Uma solução desenvolvida nos laboratórios do Departamento de Medicina Veterinária Preventiva e Saúde Animal da FMVZ consiste em atrair a resposta imunológica do próprio organismo para o esconderijo, o sistema nervoso central. A equipe então produz no organismo de algum animal uma enorme quantidade de anticorpos específicos contra o vírus da raiva, recolhe o soro e adiciona uma substância “transportadora”. O professor Brandão brinca:

“É uma espécie de cavalo-de-tróia, dentro do qual colocamos os anticorpos, fazendo-o atravessar a membrana celular. Lá dentro, os anticorpos se liberam e, se houver vírus da raiva, o neutralizarão diretamente”.

Nos cultivos em célula, os pesquisadores conseguiram demonstrar o funcionamento da técnica.

Dedo-duro

O vírus da raiva, além de se reproduzir em um lugar protegido, é difícil de ser detectado.

“Ele é completamente ‘ninja’; fica ali causando a doença, mas não gera qualquer estímulo [imunológico]”.

A ideia então é estimular a resposta imune, de uma forma geral, na região cerebral, colocando pedaços grandes de moléculas estranhas – porém inofensivas – à célula, afim de atrair os anticorpos, que notariam a anormalidade e causariam a inflamação também no vírus.

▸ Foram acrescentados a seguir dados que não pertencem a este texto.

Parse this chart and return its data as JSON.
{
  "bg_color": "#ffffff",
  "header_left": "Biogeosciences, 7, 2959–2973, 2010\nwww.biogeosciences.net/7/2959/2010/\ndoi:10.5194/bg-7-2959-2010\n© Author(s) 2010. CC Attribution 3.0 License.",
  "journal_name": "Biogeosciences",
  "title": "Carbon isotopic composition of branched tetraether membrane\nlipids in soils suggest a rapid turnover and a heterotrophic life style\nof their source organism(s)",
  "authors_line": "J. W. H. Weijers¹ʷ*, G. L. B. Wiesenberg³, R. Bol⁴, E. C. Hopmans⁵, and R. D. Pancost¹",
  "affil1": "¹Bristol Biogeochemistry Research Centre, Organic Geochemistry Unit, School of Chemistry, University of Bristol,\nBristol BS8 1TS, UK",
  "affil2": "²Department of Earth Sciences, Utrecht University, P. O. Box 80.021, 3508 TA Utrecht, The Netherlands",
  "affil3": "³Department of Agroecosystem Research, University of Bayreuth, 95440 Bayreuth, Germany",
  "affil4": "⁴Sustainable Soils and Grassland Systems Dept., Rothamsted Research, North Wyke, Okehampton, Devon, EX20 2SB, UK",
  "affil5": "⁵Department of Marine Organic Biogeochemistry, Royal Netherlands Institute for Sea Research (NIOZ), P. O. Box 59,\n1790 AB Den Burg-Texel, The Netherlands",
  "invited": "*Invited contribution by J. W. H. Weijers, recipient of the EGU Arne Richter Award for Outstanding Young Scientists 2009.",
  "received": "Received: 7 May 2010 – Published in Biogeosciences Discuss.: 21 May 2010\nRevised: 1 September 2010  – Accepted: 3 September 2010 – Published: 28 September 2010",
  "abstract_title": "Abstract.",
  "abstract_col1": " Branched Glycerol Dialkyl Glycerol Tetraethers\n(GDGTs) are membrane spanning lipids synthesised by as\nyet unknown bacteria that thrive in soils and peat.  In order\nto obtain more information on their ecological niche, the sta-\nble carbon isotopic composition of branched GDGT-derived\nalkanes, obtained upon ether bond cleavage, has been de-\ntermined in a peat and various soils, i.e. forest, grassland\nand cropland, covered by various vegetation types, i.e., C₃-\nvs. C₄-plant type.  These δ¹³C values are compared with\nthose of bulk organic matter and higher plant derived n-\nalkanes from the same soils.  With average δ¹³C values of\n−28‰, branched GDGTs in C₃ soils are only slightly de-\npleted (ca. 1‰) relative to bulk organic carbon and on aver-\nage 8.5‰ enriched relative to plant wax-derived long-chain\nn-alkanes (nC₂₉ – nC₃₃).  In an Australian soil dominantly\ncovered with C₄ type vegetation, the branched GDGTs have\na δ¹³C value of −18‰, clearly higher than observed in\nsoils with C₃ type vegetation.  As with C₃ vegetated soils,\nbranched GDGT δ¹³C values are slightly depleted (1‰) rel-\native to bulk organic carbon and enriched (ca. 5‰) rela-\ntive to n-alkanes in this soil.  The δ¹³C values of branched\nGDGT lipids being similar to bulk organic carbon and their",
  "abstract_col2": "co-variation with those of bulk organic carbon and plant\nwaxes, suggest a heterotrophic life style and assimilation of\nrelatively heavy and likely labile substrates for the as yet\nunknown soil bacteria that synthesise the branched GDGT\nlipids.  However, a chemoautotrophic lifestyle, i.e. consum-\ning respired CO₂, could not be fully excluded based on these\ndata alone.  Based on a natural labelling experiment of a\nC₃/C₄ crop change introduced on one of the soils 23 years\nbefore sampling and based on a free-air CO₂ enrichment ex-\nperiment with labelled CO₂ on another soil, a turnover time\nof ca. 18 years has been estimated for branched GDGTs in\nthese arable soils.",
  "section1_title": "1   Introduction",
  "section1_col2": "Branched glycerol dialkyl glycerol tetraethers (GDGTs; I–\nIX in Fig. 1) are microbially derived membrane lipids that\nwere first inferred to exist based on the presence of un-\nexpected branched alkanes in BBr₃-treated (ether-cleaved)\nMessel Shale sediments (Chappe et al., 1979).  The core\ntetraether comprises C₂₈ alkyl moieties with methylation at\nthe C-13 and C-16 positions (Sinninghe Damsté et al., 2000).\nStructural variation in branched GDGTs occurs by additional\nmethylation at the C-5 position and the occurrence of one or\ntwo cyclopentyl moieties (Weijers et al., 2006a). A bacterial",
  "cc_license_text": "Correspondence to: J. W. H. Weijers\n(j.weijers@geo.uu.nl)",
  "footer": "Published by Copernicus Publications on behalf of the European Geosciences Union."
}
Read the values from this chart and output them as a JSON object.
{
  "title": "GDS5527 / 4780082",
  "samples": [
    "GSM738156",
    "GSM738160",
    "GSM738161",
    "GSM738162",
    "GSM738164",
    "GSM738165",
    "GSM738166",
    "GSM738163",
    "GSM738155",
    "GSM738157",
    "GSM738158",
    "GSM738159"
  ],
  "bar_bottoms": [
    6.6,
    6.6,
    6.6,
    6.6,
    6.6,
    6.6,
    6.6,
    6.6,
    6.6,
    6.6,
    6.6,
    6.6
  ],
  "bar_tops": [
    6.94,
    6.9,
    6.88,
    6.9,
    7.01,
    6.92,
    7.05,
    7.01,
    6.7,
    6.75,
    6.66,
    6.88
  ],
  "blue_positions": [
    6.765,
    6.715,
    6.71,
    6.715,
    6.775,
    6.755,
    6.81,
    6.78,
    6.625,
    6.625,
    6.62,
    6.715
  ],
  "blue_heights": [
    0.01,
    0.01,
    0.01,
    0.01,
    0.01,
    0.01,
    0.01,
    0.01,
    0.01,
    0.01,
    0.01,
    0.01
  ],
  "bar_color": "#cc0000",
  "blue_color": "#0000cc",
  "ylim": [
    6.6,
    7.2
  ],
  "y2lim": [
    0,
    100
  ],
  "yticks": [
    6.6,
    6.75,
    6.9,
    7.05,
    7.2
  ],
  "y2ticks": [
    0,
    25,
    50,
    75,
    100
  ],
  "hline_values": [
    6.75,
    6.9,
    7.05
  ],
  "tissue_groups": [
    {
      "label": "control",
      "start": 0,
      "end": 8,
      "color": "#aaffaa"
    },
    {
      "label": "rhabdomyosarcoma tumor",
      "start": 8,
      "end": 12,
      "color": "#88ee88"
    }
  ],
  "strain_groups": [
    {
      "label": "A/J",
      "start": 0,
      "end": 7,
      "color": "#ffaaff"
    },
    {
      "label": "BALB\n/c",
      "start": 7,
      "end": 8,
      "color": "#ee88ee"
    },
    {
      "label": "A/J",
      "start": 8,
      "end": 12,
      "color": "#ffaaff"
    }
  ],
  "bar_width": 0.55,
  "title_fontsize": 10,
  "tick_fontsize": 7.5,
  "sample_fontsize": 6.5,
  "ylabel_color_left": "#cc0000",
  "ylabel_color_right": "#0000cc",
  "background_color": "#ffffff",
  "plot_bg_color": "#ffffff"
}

Este terceiro método utilizado na pesquisa é, segundo o docente, inteiramente experimental, não estando tão desenvolvido quanto os outros dois.

Paulo Eduardo Brandão acredita que sempre será necessário mais de uma via para tratar a raiva. O único tratamento que se mostrou efetivo até hoje é extremamente agressivo, e o paciente tem de sobreviver não só à doença, como também à terapia.

O que mantém os casos de raiva em baixa ocorrência, atualmente, é o tratamento preventivo, através de vacinação de animais, campanhas de conscientização, controle da população de cães – que, segundo a OMS, são em 99% dos casos o transmissor do vírus – e o tratamento imediato em caso de acidente.

O Instituto Pasteur lista, em seu site os procedimentos a serem tomados após uma agressão. Essas medidas são muito eficazes, mas ainda há gente morrendo por causa da raiva. O jornal Diário do Nordeste divulgou o primeiro caso confirmado da doença no Brasil este ano: um garoto de nove anos no Ceará. É para a sobrevivência de tais pessoas que esse tipo de pesquisa se volta.